Another Senate voice on mental-health care, Minnesota Democrat Al Franken, has introduced two pieces of mental-health legislation in the new Congress: one (S 162) focused on the criminal justice system and another (S 195) designed to increase access to mental-health services in schools. Part of the connection he feels to mental-health issues stems from his wife’s struggle with alcohol dependency and her recovery, which she spoke about in an ad released during his campaign.
“During that period, I learned a lot about not just alcoholism but about recovery and about myself,” Franken said in an interview. “It was a very powerful experience.”
Franken also noted that he had a late comedy partner who was an alcohol and drug user, which was “kind of a source of our splitting up” and that he had friends with addiction problems during his time on “Saturday Night Live.”
Beyond those experiences, he studied behavioral sciences in college and holds the Senate seat of the late Minnesota Democrat Paul Wellstone, who was a leader on mental health.
Other lawmakers focused on mental-health care can also trace their involvement to connections made before their service in Congress.
Rep. Grace F. Napolitano, D-Calif., who introduced the House version of Franken’s school-centered bill (HR 628), said her interest dates back to the 1980s, when she served on the city council, and to her later work in the state legislature.
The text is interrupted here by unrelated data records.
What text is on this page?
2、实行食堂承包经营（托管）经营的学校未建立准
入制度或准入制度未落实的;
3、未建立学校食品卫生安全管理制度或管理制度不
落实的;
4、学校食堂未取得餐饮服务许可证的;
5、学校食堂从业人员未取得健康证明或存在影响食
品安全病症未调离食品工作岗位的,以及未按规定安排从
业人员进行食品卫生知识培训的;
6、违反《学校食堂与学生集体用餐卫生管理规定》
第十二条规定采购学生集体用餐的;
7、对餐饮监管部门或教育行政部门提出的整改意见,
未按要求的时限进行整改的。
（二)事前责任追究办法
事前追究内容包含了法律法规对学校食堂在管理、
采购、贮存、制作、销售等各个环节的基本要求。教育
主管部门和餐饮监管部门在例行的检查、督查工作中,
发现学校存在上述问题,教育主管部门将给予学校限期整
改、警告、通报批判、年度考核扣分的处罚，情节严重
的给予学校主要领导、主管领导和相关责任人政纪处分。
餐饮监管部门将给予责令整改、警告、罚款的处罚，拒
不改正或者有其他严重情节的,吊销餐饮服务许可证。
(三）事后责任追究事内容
Napolitano co-chairs the Congressional Mental Health Caucus with Pennsylvania Republican Tim Murphy, who worked as a psychologist before entering Congress and is now chairman of the House Energy and Commerce Oversight and Investigations Subcommittee. That panel is looking into mental-health issues in the wake of the Newtown shooting.
For Alaska Democrat Mark Begich, the sponsor of the Senate version (S 153) of Barber’s training measure, much of his interest in mental health comes from his work as mayor of Anchorage. In an interview, he referenced a crisis-intervention training program provided through the municipal police department to help de-escalate situations in which mental illness is a factor.
The broad reach of mental-health issues probably will continue to bring voices to the discussion as Congress maintains a focus in that area. Stabenow said she has “yet to be in a conversation with someone and not have them tell me that a member of their family or a friend or someone that they know at work” is affected.
“I’m finding that this is something that we may not talk a lot about, but every family is impacted not only by physical illnesses, but mental illnesses as well,” she said.